From the narrative it appears that the “Jewish colony had been settled in Elephantinę, and their Temple had been built there, for more than 120 years, from before the conquest of Egypt by Cambyses in b.c. 525. When Cambyses entered Egypt, he observed the same goodwill towards the Jews there which his father Cyrus had shown towards the Jews of Babylon; the temples of the gods of Egypt had been destroyed by him, the temple of Jehovah had not been touched. But three years before the date of the petition, in 411, when Arsam —probably the Arxames, mentioned by Ctesias as Governor of Egypt when Darius 2:became King (in 424)—had gone for some reason to the Persian Court, the priests of the ram-headed Egyptian god Chnub took advantage of his absence to bribe Waidrang, who was chief in command at Elephantinę, to destroy the Temple of the Jews. Waidrang … thereupon summoned his son, who was commander of the garrison in Syene, on the opposite side of the Nile; and he came with a body of troops, who ruthlessly destroyed the fabric of the Temple, and appropriated the gold and silver vessels, and other articles of value belonging to it, themselves. The Jews had at the time sent a letter to Bagohi, and also to Jehohanan (the Johanan of Neh. 12:22), the high-priest at Jerusalem, and his brother Ostan or Anani, and the nobles of Judah, for assistance, but had received no reply. Since its destruction, naturally, no sacrifices could be offered in the Temple, and the Jews in their trouble had mourned and fasted and prayed to Yahu continuously. Their prayers had to some extent been answered, for some disaster had overtaken Waidrang, he had lost his possessions, the Egyptians who had wished evil against the Temple were slain, and the Jews (in Biblical phrase) had ‘seen their desire upon them.’

“The Temple, however, still remained in ruins, and the Jews had no permission to rebuild it. They pray Bagohi, therefore to send authority to Egypt enabling them to do this. And they promise, if he does so, to offer sacrifices in his name in the restored Temple, to pray for his welfare, and to grant him a fixed payment on all the sacrifices offered in it. They seem, however, to hint to Bagohi that they have arranged to make him a present for his good services (so Professor Sachau). They have also, they add, sent to interest Delaiah and Shelemiah, the sons of Sanballat, the Governor of Samaria, the well-known opponent of Nehemiah, in their behalf. In conclusion, as if to remove any difficulty which Bagohi might feel in acting contrary to a colleague, they assure him that Arsam, the Persian Governor of Egypt, had no knowledge of what had been done to them?’ Their petition was successful.

“It is surprising to find that there was a Temple in Egypt in which sacrifice was offered for more than a hundred years.

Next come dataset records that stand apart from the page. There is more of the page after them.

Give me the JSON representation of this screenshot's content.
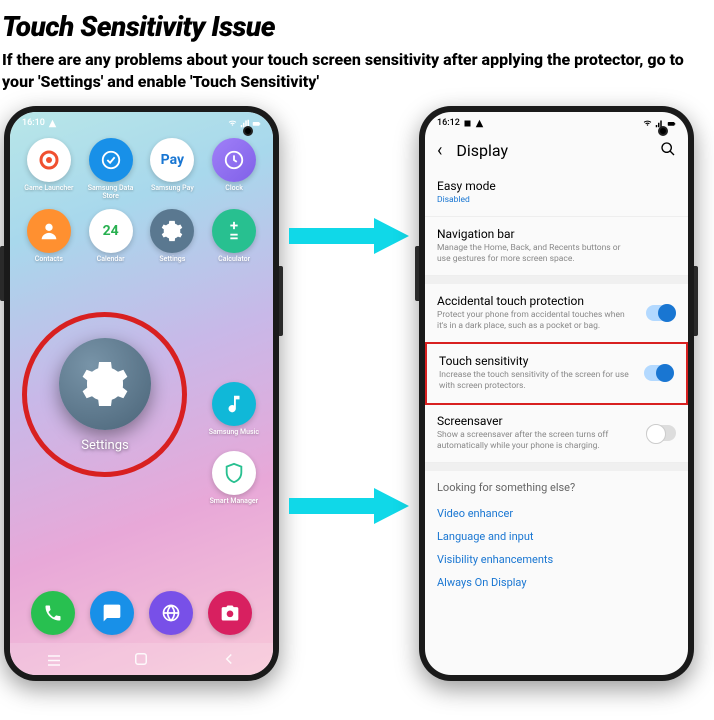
{
  "heading": "Touch Sensitivity Issue",
  "subheading": "If there are any problems about your touch screen sensitivity after applying the protector, go to your 'Settings' and enable 'Touch Sensitivity'",
  "left_phone": {
    "time": "16:10",
    "apps": [
      {
        "label": "Game Launcher",
        "bg": "#fff",
        "fg": "#f05030"
      },
      {
        "label": "Samsung Data Store",
        "bg": "#1890e8",
        "fg": "#fff"
      },
      {
        "label": "Samsung Pay",
        "bg": "#fff",
        "fg": "#1976d2",
        "text": "Pay"
      },
      {
        "label": "Clock",
        "bg": "linear-gradient(135deg,#a080f8,#8060e8)",
        "fg": "#fff"
      },
      {
        "label": "Contacts",
        "bg": "#ff9030",
        "fg": "#fff"
      },
      {
        "label": "Calendar",
        "bg": "#fff",
        "fg": "#28b050",
        "text": "24"
      },
      {
        "label": "Settings",
        "bg": "#5a7890",
        "fg": "#fff"
      },
      {
        "label": "Calculator",
        "bg": "#28c090",
        "fg": "#fff"
      }
    ],
    "side_apps": [
      {
        "label": "Samsung Music",
        "bg": "#10b8d8"
      },
      {
        "label": "Smart Manager",
        "bg": "#fff"
      }
    ],
    "settings_label": "Settings"
  },
  "right_phone": {
    "time": "16:12",
    "screen_title": "Display",
    "items": [
      {
        "title": "Easy mode",
        "sub": "Disabled",
        "subBlue": true
      },
      {
        "title": "Navigation bar",
        "sub": "Manage the Home, Back, and Recents buttons or use gestures for more screen space."
      },
      {
        "title": "Accidental touch protection",
        "sub": "Protect your phone from accidental touches when it's in a dark place, such as a pocket or bag.",
        "toggle": "on"
      },
      {
        "title": "Touch sensitivity",
        "sub": "Increase the touch sensitivity of the screen for use with screen protectors.",
        "toggle": "on",
        "highlight": true
      },
      {
        "title": "Screensaver",
        "sub": "Show a screensaver after the screen turns off automatically while your phone is charging.",
        "toggle": "off"
      }
    ],
    "looking_title": "Looking for something else?",
    "looking_links": [
      "Video enhancer",
      "Language and input",
      "Visibility enhancements",
      "Always On Display"
    ]
  }
}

The famous Temple at Leontopolis, in the Delta, built by the high priest Onias III. between 170 and 160 b.c., after his deposition by Antiochus Epiphanes, in imitation of the Temple at Jerusalem, had a precedent which, till this discovery at Elephantinę, was entirely unsuspected. Who were the original founders of the colony at Elephantinę? Were they refugees of the Ten Tribes? Or were they Jews who had found a home in Egypt after the destruction of Jerusalem by the Chaldeans in 586? The Jews in Egypt (including ‘Pathros,’ the ‘Land of the South’—Upper Egypt) are severely denounced by Jeremiah (ch. 44.) for their idolatry, and especially for their devotion to the Queen of heaven, and destruction is foretold for. them; but there may have been some among them who were still faithful to the God of their fathers. Whatever the origin of the colony, which before 525 b.c. had penetrated 400 miles south of the modern Cairo, and established itself at Elephantinę, its members did not feel with their brethren in Palestine, or deem themselves bound by the law of Deuteronomy (ch. 12.), which prohibited sacrifice of every kind except at the Temple of Jerusalem. Professor Sayce has remarked that they could claim for their altar the sanction of Isaiah (19:19). It is, however, important to observe that the prophet’s vision is not of a Jewish altar in Egypt in the midst of a heathen population, but gives expression to the loftier ideal of the devotion of the entire Egyptian people to Jehovah (see vv. 21, 23–25).”


1) Condensed from an article by the Rev. S. R. Driver, D.D., in the Guardian, November 6, 1907.